The Supreme Court on 8th October 2018, ordered the Industrial Credit and Investment Corporation of India (ICICI) Bank to deposit INR 10 crores to the National Consumer Disputes Redressal Commission, New Delhi to compensate the losses borne by the Mumbai District Central Cooperative Bank (MDCC) due to the fraud committed by ICICI bank’s branch manager in displacing the money invested by the MDCC in ICICI.
On 7th August 2014, the MDCC, a cooperative bank had invested a sum of INR 5 crores with ICICI Bank Ltd. This was done so for a period of 364 days at the interest of 9.25% per annum. This was followed by another investment of INR 5 crores with the said bank on 24th September 2014, to be kept in fixed deposit. At the time of the first deposit, the MDCC had in the email sent to ICICI Bank mentioned that the investments are being made as subject to the condition of No-Premature withdrawal. In response, two balance confirmation certificates were issued by ICICI. Henceforth, the officers of both the parties had a meeting in which it allegedly transpired that a fraud had taken place wherein the officials and associates of ICICI siphoned off the amount of the aforesaid two FDRs by the use of fake and forged documents. An FIR was thereafter lodged by the ICICI bank on 28thFebruary 2015, alleging forgery and embezzlement of funds, etc leading to the arrest of its branch manager on 4th March 2015. The MDCC thereafter sought a pre-mature withdrawal of both the Fixed Deposits of INR 5 crores each, which was refused by the ICICI bank on the contention that the said FDRs had been liquidated in paid in terms of the instructions received through the representatives of the MDCC itself. The MDCC thus filed a complaint in the Consumer Commission against ICICI seeking payment of the aforesaid two FDRs of INR 10 crores and interest on that amount.

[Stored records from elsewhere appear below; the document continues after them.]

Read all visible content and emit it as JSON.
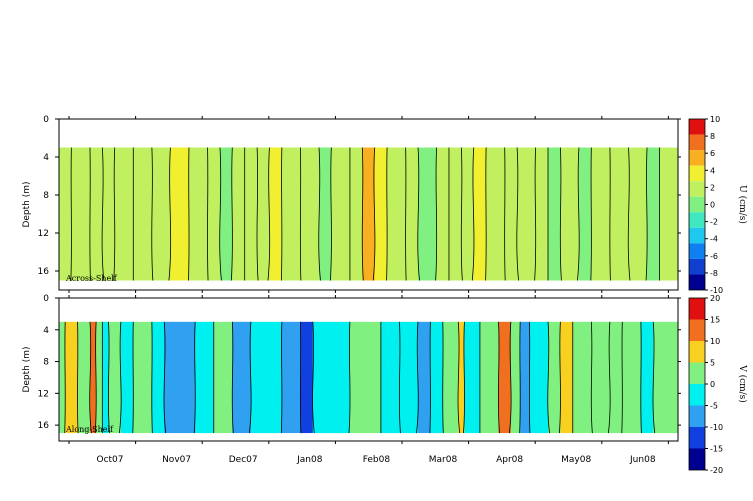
{
  "chart_data": [
    {
      "type": "heatmap",
      "panel_label": "Across-Shelf",
      "ylabel": "Depth (m)",
      "yticks": [
        "0",
        "4",
        "8",
        "12",
        "16"
      ],
      "ylim": [
        0,
        18
      ],
      "data_depth_range": [
        3,
        17
      ],
      "xticks": [
        "Oct07",
        "Nov07",
        "Dec07",
        "Jan08",
        "Feb08",
        "Mar08",
        "Apr08",
        "May08",
        "Jun08"
      ],
      "colorbar": {
        "title": "U (cm/s)",
        "levels": [
          10,
          8,
          6,
          4,
          2,
          0,
          -2,
          -4,
          -6,
          -8,
          -10
        ],
        "colors": [
          "#e01010",
          "#f07020",
          "#f8b020",
          "#f0f030",
          "#c0f060",
          "#80f080",
          "#40e8c0",
          "#20c8f0",
          "#1080f0",
          "#1040d0",
          "#000090"
        ]
      },
      "columns": [
        {
          "x": 0.0,
          "v": 0
        },
        {
          "x": 0.02,
          "v": 1
        },
        {
          "x": 0.05,
          "v": 0
        },
        {
          "x": 0.07,
          "v": 1
        },
        {
          "x": 0.09,
          "v": 0
        },
        {
          "x": 0.12,
          "v": 1
        },
        {
          "x": 0.15,
          "v": 0
        },
        {
          "x": 0.18,
          "v": 2
        },
        {
          "x": 0.21,
          "v": 1
        },
        {
          "x": 0.24,
          "v": 0
        },
        {
          "x": 0.26,
          "v": -1
        },
        {
          "x": 0.28,
          "v": 1
        },
        {
          "x": 0.3,
          "v": 0
        },
        {
          "x": 0.32,
          "v": 1
        },
        {
          "x": 0.34,
          "v": 3
        },
        {
          "x": 0.36,
          "v": 1
        },
        {
          "x": 0.39,
          "v": 0
        },
        {
          "x": 0.42,
          "v": -1
        },
        {
          "x": 0.44,
          "v": 0
        },
        {
          "x": 0.47,
          "v": 1
        },
        {
          "x": 0.49,
          "v": 4
        },
        {
          "x": 0.51,
          "v": 2
        },
        {
          "x": 0.53,
          "v": 1
        },
        {
          "x": 0.56,
          "v": 0
        },
        {
          "x": 0.58,
          "v": -1
        },
        {
          "x": 0.61,
          "v": 1
        },
        {
          "x": 0.63,
          "v": 0
        },
        {
          "x": 0.65,
          "v": 1
        },
        {
          "x": 0.67,
          "v": 3
        },
        {
          "x": 0.69,
          "v": 1
        },
        {
          "x": 0.72,
          "v": 0
        },
        {
          "x": 0.74,
          "v": 1
        },
        {
          "x": 0.77,
          "v": 0
        },
        {
          "x": 0.79,
          "v": -1
        },
        {
          "x": 0.81,
          "v": 0
        },
        {
          "x": 0.84,
          "v": -1
        },
        {
          "x": 0.86,
          "v": 0
        },
        {
          "x": 0.89,
          "v": 1
        },
        {
          "x": 0.92,
          "v": 0
        },
        {
          "x": 0.95,
          "v": -1
        },
        {
          "x": 0.97,
          "v": 0
        }
      ]
    },
    {
      "type": "heatmap",
      "panel_label": "Along-Shelf",
      "ylabel": "Depth (m)",
      "yticks": [
        "0",
        "4",
        "8",
        "12",
        "16"
      ],
      "ylim": [
        0,
        18
      ],
      "data_depth_range": [
        3,
        17
      ],
      "xticks": [
        "Oct07",
        "Nov07",
        "Dec07",
        "Jan08",
        "Feb08",
        "Mar08",
        "Apr08",
        "May08",
        "Jun08"
      ],
      "colorbar": {
        "title": "V (cm/s)",
        "levels": [
          20,
          15,
          10,
          5,
          0,
          -5,
          -10,
          -15,
          -20
        ],
        "colors": [
          "#e01010",
          "#f07020",
          "#f8d020",
          "#80f080",
          "#00f0f0",
          "#30a0f0",
          "#1040e0",
          "#000090"
        ]
      },
      "columns": [
        {
          "x": 0.0,
          "v": 3
        },
        {
          "x": 0.01,
          "v": 6
        },
        {
          "x": 0.03,
          "v": 2
        },
        {
          "x": 0.05,
          "v": 12
        },
        {
          "x": 0.06,
          "v": 3
        },
        {
          "x": 0.07,
          "v": -3
        },
        {
          "x": 0.08,
          "v": 2
        },
        {
          "x": 0.1,
          "v": -3
        },
        {
          "x": 0.12,
          "v": 0
        },
        {
          "x": 0.15,
          "v": -2
        },
        {
          "x": 0.17,
          "v": -8
        },
        {
          "x": 0.22,
          "v": -4
        },
        {
          "x": 0.25,
          "v": 1
        },
        {
          "x": 0.28,
          "v": -9
        },
        {
          "x": 0.31,
          "v": -3
        },
        {
          "x": 0.36,
          "v": -6
        },
        {
          "x": 0.39,
          "v": -15
        },
        {
          "x": 0.41,
          "v": -3
        },
        {
          "x": 0.47,
          "v": 0
        },
        {
          "x": 0.52,
          "v": -4
        },
        {
          "x": 0.55,
          "v": -3
        },
        {
          "x": 0.58,
          "v": -7
        },
        {
          "x": 0.6,
          "v": -3
        },
        {
          "x": 0.62,
          "v": 2
        },
        {
          "x": 0.645,
          "v": 7
        },
        {
          "x": 0.655,
          "v": -3
        },
        {
          "x": 0.68,
          "v": 1
        },
        {
          "x": 0.71,
          "v": 12
        },
        {
          "x": 0.73,
          "v": 2
        },
        {
          "x": 0.745,
          "v": -7
        },
        {
          "x": 0.76,
          "v": -3
        },
        {
          "x": 0.79,
          "v": 2
        },
        {
          "x": 0.81,
          "v": 6
        },
        {
          "x": 0.83,
          "v": 1
        },
        {
          "x": 0.86,
          "v": 1
        },
        {
          "x": 0.89,
          "v": 3
        },
        {
          "x": 0.91,
          "v": 1
        },
        {
          "x": 0.94,
          "v": -3
        },
        {
          "x": 0.96,
          "v": 1
        }
      ]
    }
  ]
}
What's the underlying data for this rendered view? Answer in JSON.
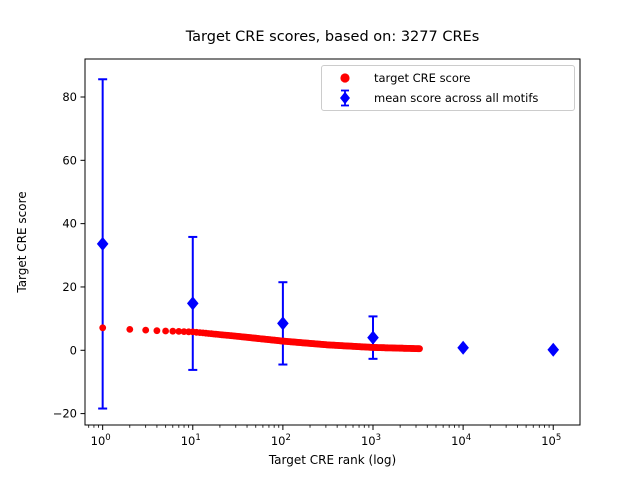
{
  "figure": {
    "title": "Target CRE scores, based on: 3277 CREs",
    "xlabel": "Target CRE rank (log)",
    "ylabel": "Target CRE score"
  },
  "colors": {
    "target_series": "#ff0000",
    "mean_series": "#0000ff",
    "axis": "#000000",
    "legend_border": "#cccccc",
    "background": "#ffffff"
  },
  "legend": {
    "items": [
      {
        "label": "target CRE score",
        "marker": "red-circle"
      },
      {
        "label": "mean score across all motifs",
        "marker": "blue-diamond-errorbar"
      }
    ]
  },
  "chart_data": {
    "type": "scatter",
    "title": "Target CRE scores, based on: 3277 CREs",
    "xlabel": "Target CRE rank (log)",
    "ylabel": "Target CRE score",
    "x_scale": "log",
    "grid": false,
    "n_cres": 3277,
    "xlim_log10": [
      -0.196,
      5.297
    ],
    "ylim": [
      -23.6,
      92.0
    ],
    "x_tick_exponents": [
      0,
      1,
      2,
      3,
      4,
      5
    ],
    "y_ticks": [
      -20,
      0,
      20,
      40,
      60,
      80
    ],
    "legend_position": "upper right",
    "series": [
      {
        "name": "target CRE score",
        "type": "scatter",
        "marker": "circle",
        "color": "#ff0000",
        "n_points": 3277,
        "rank_range": [
          1,
          3277
        ],
        "trend_log10_rank": [
          0,
          0.301,
          0.602,
          1.0,
          1.5,
          2.0,
          2.5,
          3.0,
          3.515
        ],
        "trend_score": [
          7.1,
          6.6,
          6.2,
          5.8,
          4.4,
          2.9,
          1.7,
          0.9,
          0.5
        ]
      },
      {
        "name": "mean score across all motifs",
        "type": "scatter-errorbar",
        "marker": "diamond",
        "color": "#0000ff",
        "ranks": [
          1,
          10,
          100,
          1000,
          10000,
          100000
        ],
        "means": [
          33.6,
          14.8,
          8.5,
          4.0,
          0.8,
          0.15
        ],
        "errors": [
          52.0,
          21.0,
          13.0,
          6.7,
          1.0,
          0.3
        ]
      }
    ]
  }
}
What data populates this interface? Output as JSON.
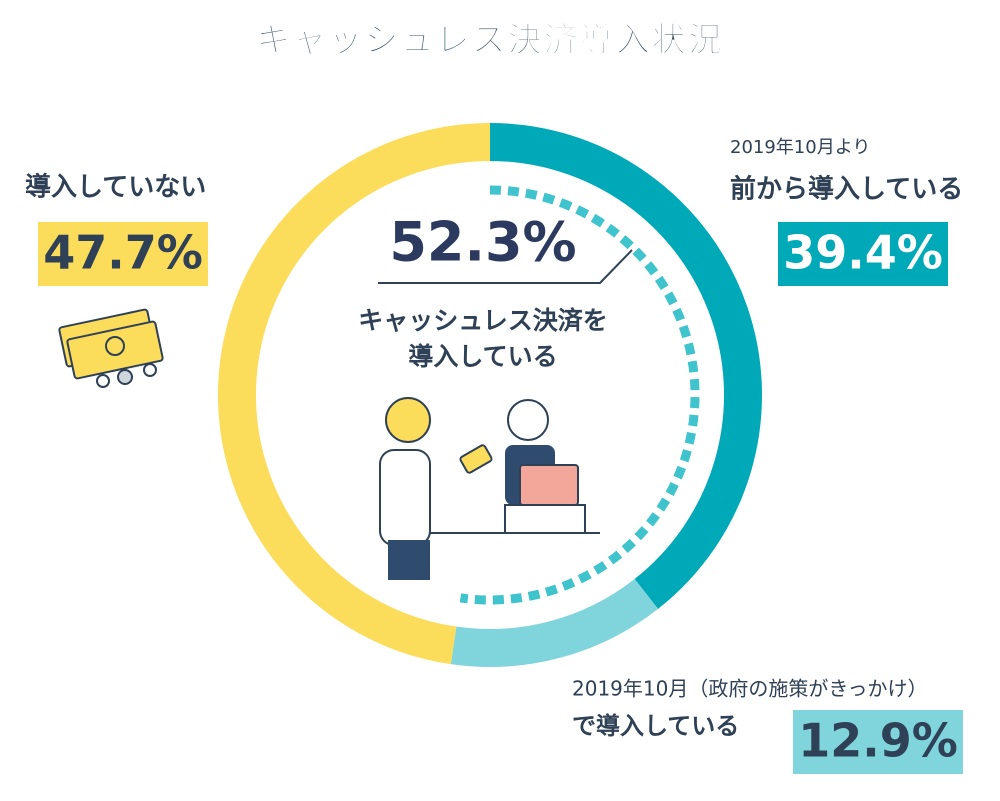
{
  "chart_data": {
    "type": "donut",
    "title": "キャッシュレス決済導入状況",
    "categories": [
      [
        "2019年10月より",
        "前から導入している"
      ],
      [
        "2019年10月（政府の施策がきっかけ）",
        "で導入している"
      ],
      [
        "導入していない"
      ]
    ],
    "values": [
      39.4,
      12.9,
      47.7
    ],
    "value_labels": [
      "39.4%",
      "12.9%",
      "47.7%"
    ],
    "colors": [
      "#00a9b8",
      "#80d5dc",
      "#fcdc5b"
    ],
    "center": {
      "value": 52.3,
      "label": "52.3%",
      "text": [
        "キャッシュレス決済を",
        "導入している"
      ],
      "color": "#3fc3cc"
    }
  }
}
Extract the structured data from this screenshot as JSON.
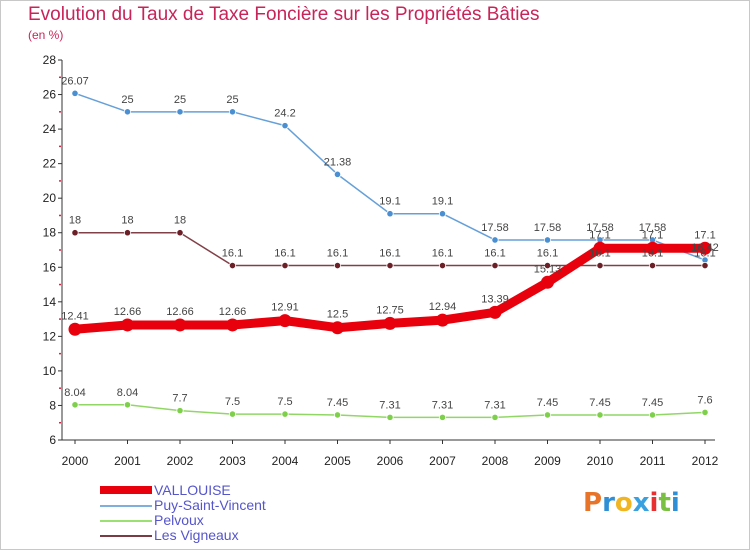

The ICICI Bank opposed the complaint taking the stand of Section 2(1)(d) of the Consumer Protection Act, contending that MDCC did not come under the ambit of this definition, it having availed the services of the bank for commercial purposes. Another preliminary objection the Bank took support of was that the complaint of MDCC regarding fraud committed by the officials of ICICI Bank does not come under the purview of the Consumer Protection Act, the complaint involving adjudication of complicated questions of facts and law, which cannot be done in a summary jurisdiction. Regarding the first contention, Justice VK Jain decided that this contention had no merit and that since commerce and trade for commercial purposes has not been defined in the Consumer Protection Act, the Commission will go by the dictionary definitions. The meaning of these words is subjective with the facts and circumstances of each case. After rigorous investigation into the facts of the case, the Commission also set aside the second contention put forth by the ICICI Bank being able to find enough evidence against the branch manager and the bank’s conduct. While giving the order on 21st March 2018, Justice VK Jain said, “For the reasons stated hereinabove, I hold that the funds of the complainant bank, invested with ICICI Bank were siphoned off by the bank official(s) in connivance with some outsiders, thereby causing wrongful loss to the complainant. The opposite partly namely ICICI Bank is vicariously liable for the acts of the misconduct committed by its employee(s) and the siphoning of the funds of the complainant constitutes gross deficiency in service rendered to the complainant…” The ICICI bank was ordered to refund the entire principle amount of INR 10 crores to the complainant along with other minute expenditure refund.